Вымышленные библиотеки - страница 7



Обустраивая свои дома, мы стремимся создать собственные книжные топографии, но делаем это под внешним влиянием, воспроизводя увиденное, благодаря или вопреки размножившимся книжным магазинам, мы подражаем библиотекам, знакомым нам с детства. Бютор поясняет: «Добавляя книги в наше жизненное пространство, мы пытаемся перестроить его так, чтобы в нем появились окна». На самом деле мы увеличиваем толщину стен нашего личного лабиринта, сантиметр за сантиметром.

III. Моя библиотека рассыпается, но память о ней – нет

Я никогда не расстраивался, если вдруг не находил у себя на полке какую-то второстепенную книгу, без которой вполне может обойтись любой библиофил. Но в тот день, не обнаружив «Надю», один из тех романов, к которым, как к «Дон Кихоту», «Сердцу тьмы», «Игре в классики», «Волшебной горе» или «Любви», я регулярно возвращался на протяжении более десяти лет, я сильно забеспокоился.

В своем знаменитом эссе «Я распаковываю свою библиотеку (речь собирателя книг)» вечный скиталец Вальтер Беньямин утверждает, что любая коллекция вынуждена балансировать на грани порядка и беспорядка. Его единомышленник Жорж Перек в книге «Думать/Классифицировать» излагает неоспоримый принцип: «В библиотеке, которую не упорядочивают, происходят неурядицы: на этом примере мне попытались объяснить, что такое энтропия, и я не раз проверял это на собственном опыте»[9].

Должен признаться, что за четыре с половиной года, прошедших с тех пор, как я переехал в квартиру в барселонском районе Эшампле, я обзавелся кучей книг и несколькими полками, но до чего-то более серьезного руки так и не дошли. И теперь здесь царит невероятный хаос.

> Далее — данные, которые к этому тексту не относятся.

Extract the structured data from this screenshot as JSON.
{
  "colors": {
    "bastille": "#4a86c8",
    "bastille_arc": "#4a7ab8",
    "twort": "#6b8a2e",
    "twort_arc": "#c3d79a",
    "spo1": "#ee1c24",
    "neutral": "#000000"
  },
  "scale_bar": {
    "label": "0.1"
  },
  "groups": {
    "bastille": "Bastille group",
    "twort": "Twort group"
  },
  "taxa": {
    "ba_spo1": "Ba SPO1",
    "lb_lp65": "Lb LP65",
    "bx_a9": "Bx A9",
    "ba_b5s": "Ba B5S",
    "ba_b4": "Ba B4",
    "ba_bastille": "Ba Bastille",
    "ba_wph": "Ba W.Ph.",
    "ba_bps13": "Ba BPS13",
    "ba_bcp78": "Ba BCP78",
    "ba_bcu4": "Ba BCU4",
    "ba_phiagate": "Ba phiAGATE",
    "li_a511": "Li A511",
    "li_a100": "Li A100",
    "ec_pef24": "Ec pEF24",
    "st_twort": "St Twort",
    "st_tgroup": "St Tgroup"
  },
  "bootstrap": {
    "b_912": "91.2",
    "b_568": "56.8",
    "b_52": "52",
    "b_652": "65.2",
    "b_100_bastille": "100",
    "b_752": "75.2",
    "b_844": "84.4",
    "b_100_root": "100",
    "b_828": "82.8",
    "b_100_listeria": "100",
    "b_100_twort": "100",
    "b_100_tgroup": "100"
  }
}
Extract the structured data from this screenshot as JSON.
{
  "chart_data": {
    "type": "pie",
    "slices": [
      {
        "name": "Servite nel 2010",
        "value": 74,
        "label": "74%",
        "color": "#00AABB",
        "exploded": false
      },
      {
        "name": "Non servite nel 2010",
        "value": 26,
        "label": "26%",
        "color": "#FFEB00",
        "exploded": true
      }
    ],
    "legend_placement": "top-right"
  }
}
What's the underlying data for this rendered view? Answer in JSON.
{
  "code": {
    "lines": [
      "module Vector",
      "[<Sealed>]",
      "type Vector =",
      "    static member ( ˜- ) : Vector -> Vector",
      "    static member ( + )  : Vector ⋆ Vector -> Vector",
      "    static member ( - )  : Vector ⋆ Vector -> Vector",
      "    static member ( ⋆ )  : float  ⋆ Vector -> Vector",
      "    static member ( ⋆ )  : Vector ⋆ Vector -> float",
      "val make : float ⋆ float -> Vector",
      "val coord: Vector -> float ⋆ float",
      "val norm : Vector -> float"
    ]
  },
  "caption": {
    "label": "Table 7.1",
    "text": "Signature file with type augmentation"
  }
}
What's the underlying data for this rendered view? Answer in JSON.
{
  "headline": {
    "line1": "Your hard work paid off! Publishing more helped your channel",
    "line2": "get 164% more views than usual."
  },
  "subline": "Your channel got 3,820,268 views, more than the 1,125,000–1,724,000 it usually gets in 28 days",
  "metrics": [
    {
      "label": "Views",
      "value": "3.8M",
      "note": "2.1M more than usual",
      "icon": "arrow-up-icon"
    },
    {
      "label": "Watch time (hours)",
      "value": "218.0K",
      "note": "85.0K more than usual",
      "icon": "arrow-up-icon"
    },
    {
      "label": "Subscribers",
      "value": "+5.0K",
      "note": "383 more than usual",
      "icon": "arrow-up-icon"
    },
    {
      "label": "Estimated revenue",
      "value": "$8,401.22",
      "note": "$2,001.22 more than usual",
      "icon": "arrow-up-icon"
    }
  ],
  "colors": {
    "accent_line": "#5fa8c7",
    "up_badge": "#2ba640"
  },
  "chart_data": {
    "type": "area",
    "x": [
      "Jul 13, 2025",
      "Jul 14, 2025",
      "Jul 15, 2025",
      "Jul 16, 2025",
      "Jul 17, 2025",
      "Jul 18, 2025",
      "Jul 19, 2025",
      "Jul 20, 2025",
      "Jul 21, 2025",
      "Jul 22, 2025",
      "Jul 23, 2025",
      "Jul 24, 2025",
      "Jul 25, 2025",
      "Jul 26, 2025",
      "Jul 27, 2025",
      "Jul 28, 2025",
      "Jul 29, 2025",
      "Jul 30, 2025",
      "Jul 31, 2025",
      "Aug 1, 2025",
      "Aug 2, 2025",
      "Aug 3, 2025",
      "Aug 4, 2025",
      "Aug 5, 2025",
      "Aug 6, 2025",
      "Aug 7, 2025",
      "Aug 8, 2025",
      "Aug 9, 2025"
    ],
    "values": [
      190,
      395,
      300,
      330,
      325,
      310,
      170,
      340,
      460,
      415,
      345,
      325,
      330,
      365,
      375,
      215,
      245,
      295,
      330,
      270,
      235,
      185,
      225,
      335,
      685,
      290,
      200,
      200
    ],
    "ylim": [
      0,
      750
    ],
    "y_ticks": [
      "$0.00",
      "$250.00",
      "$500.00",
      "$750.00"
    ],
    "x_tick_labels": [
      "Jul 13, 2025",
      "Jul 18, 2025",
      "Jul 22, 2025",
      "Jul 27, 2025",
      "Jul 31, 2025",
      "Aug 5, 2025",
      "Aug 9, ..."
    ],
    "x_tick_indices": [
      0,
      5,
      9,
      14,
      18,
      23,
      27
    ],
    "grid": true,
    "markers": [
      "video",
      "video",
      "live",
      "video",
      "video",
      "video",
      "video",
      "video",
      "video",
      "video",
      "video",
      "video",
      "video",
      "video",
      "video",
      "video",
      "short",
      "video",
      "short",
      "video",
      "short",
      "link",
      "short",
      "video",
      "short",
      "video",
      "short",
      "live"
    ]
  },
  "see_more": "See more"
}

Логика мироздания пронизана духом подражания. Всё работает по принципу копирования и воспроизведения. Кажущаяся уникальность личности – не более чем многогранная комбинация вариантов, позаимствованных нами извне. Моя библиотека – это реакция на пустоту родительского дома: здесь уживаются следы всех библиотек, в которых мне довелось побывать с детства. Так я недавно наткнулся на несколько фотокопий дневника Пола Боулза с заветным штампом Caixa Laietana. Не менее ценными для меня остаются и издания, найденные в библиотеке Чикагского университета. Помню, каждые выходные они избавлялись от книг, попутно преобразуя библиотеку в антикварный книжный.

Во время последнего переезда я упорядочил все книги по языковым традициям и степени их важности. Рядом с письменным столом я держу книги по теории литературы, коммуникации, что-то о путешествиях и урбанистике. Позади, в двух шагах, – испаноязычная литература, расставленная в алфавитном порядке.

А впереди, в трех-четырех шагах от меня, – мировая литература. Чтобы добраться до исторических, кинематографических и философских эссе, биографий и словарей (последние с каждым годом оказываются всё дальше и дальше по вине электронных версий), нужно пройти в соседнюю комнату, столовую.

В коридоре я складирую комиксы и книги о дорожных путешествиях. И наконец, в комнате для гостей – каталонская литература, эссе о любви, полка книг о Пауле Целане и несколько сотен латиноамериканских хроник, а также по два экземпляра каждой из написанных мною (полностью или частично) книг. В этой библиотеке, по мере разрастания книжного фонда и увеличения числа поездок в IKEA, странным образом переплетаются логика и каприз.

Книжные шкафы в кабинете – из цельного дерева. Мои родители, не утратившие веру в надежность качественной мебели, купили их когда-то на мои же деньги, чтобы разместить прототип моей библиотеки в нашей старой квартире в Матаро, когда я отправился в длительную поездку за границу в далеком 2003 году. Остальную часть квартиры заполонили полки Billy, прогнувшиеся под своей тяжестью, постепенно разваливающиеся на части из-за моей неумелости. Я обрек их на столь тяжкую участь в то самое мгновение, когда неудачно закрепил шурупами; пускай я более-менее сведущ в вопросах литературы и чтения, но руки у меня растут не из того места.